Pack references in a transaction
The current housekeeping approach is working on the repository concurrently with the TransactionManager
. This is not okay as the TransactionManager is expected to be the single writer into the repository. We'll thus need a different method for packing references of a repository to synchronize it with all other access.
We should move the reference packing to happen in a transaction. The reference packing can then happen in isolation with its own snapshot. The resulting changes can be committed through the TransactionManager for logging and applying. As we are packing the references in a snapshot, we have to check for conflicts at commit time. Having multiple reference packing operations in flight is wasteful, so there should only ever be one packing operation per repository in-flight.

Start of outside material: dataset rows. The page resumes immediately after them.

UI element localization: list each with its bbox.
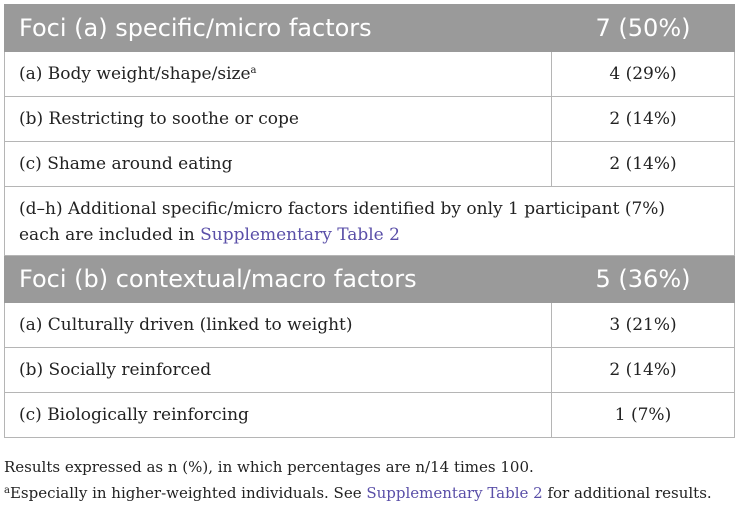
row-label: (a) Culturally driven (linked to weight) (4, 302, 552, 348)
table-row: (a) Body weight/shape/sizea 4 (29%) (4, 51, 735, 97)
section-heading: Foci (b) contextual/macro factors (4, 255, 552, 303)
row-value: 2 (14%) (551, 141, 735, 187)
footnote-results: Results expressed as n (%), in which per… (4, 458, 534, 476)
section-heading: Foci (a) specific/micro factors (4, 4, 552, 52)
row-value: 1 (7%) (551, 392, 735, 438)
supplementary-table-link[interactable]: Supplementary Table 2 (366, 484, 543, 502)
section-count: 7 (50%) (551, 4, 735, 52)
table-note: (d–h) Additional specific/micro factors … (4, 186, 735, 256)
row-label: (c) Shame around eating (4, 141, 552, 187)
row-value: 4 (29%) (551, 51, 735, 97)
table-row: (a) Culturally driven (linked to weight)… (4, 302, 735, 348)
footnote-a: aEspecially in higher-weighted individua… (4, 484, 712, 502)
row-value: 2 (14%) (551, 347, 735, 393)
table-row: (c) Biologically reinforcing 1 (7%) (4, 392, 735, 438)
section-count: 5 (36%) (551, 255, 735, 303)
footnote-marker: a (4, 485, 10, 496)
row-value: 2 (14%) (551, 96, 735, 142)
table-row: (b) Restricting to soothe or cope 2 (14%… (4, 96, 735, 142)
section-header-micro: Foci (a) specific/micro factors 7 (50%) (4, 4, 735, 52)
table-row: (c) Shame around eating 2 (14%) (4, 141, 735, 187)
row-label: (b) Restricting to soothe or cope (4, 96, 552, 142)
footnote-marker: a (250, 65, 257, 76)
row-label: (b) Socially reinforced (4, 347, 552, 393)
row-value: 3 (21%) (551, 302, 735, 348)
supplementary-table-link[interactable]: Supplementary Table 2 (200, 225, 400, 245)
table-row: (b) Socially reinforced 2 (14%) (4, 347, 735, 393)
row-label: (c) Biologically reinforcing (4, 392, 552, 438)
table-footnotes: Results expressed as n (%), in which per… (4, 456, 712, 505)
table-note-row: (d–h) Additional specific/micro factors … (4, 186, 735, 256)
results-table: Foci (a) specific/micro factors 7 (50%) … (4, 4, 735, 438)
row-label: (a) Body weight/shape/sizea (4, 51, 552, 97)
section-header-macro: Foci (b) contextual/macro factors 5 (36%… (4, 255, 735, 303)
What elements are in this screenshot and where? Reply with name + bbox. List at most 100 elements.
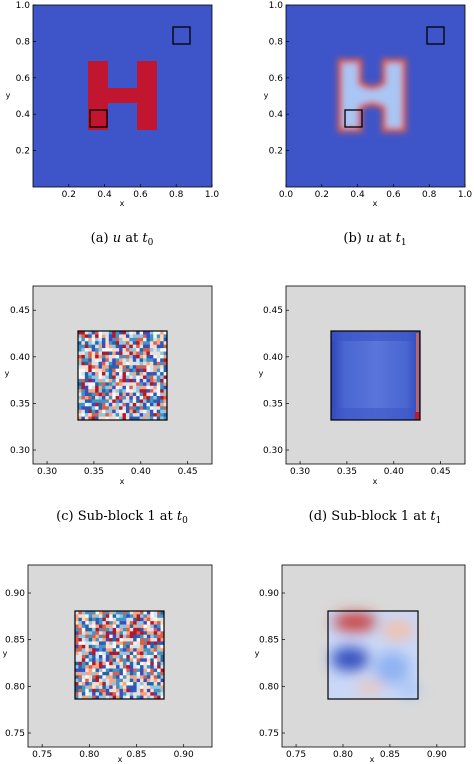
panel-e-noise-cell: [157, 675, 161, 679]
panel-e-noise-cell: [160, 695, 165, 700]
panel-e-noise-cell: [88, 658, 93, 663]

Reference packing deletes the loose reference and moves them into the packed-refs
file. This then gives us two types of changes we need to log:
- The new
packed-refs
file - The loose references to delete
Logging those changes, and applying them to the repository from the log would mean the main repository would be in the same state as the snapshot was. This is ignoring any concurrent transactions.
Before committing the log entry, we have to check for conflicting concurrent reference changes:
- Reference creations are not problematic. They wouldn't be recorded in the transaction for deletion and are not included in the pack.
- Reference updates conflict with the loose reference deletion. The new updated reference would always be stored as a loose reference, so the conflict can be handled by dropping the loose reference deletion from the log entry. The pack may contain an old value of the reference but the new loose reference shadows it.
- Reference deletions are problematic. The
packed-refs
would contain an old value of a deleted reference. As there is no loose reference to shadow it, the reference would come back with the old value in thepacked-refs
file. The transaction must be aborted and the retried.
The above should allow for packing references concurrently in a transaction and handling conflicts which may arise.
The TransactionManager should track the number of loose reference in the repository and trigger reference packing as needed.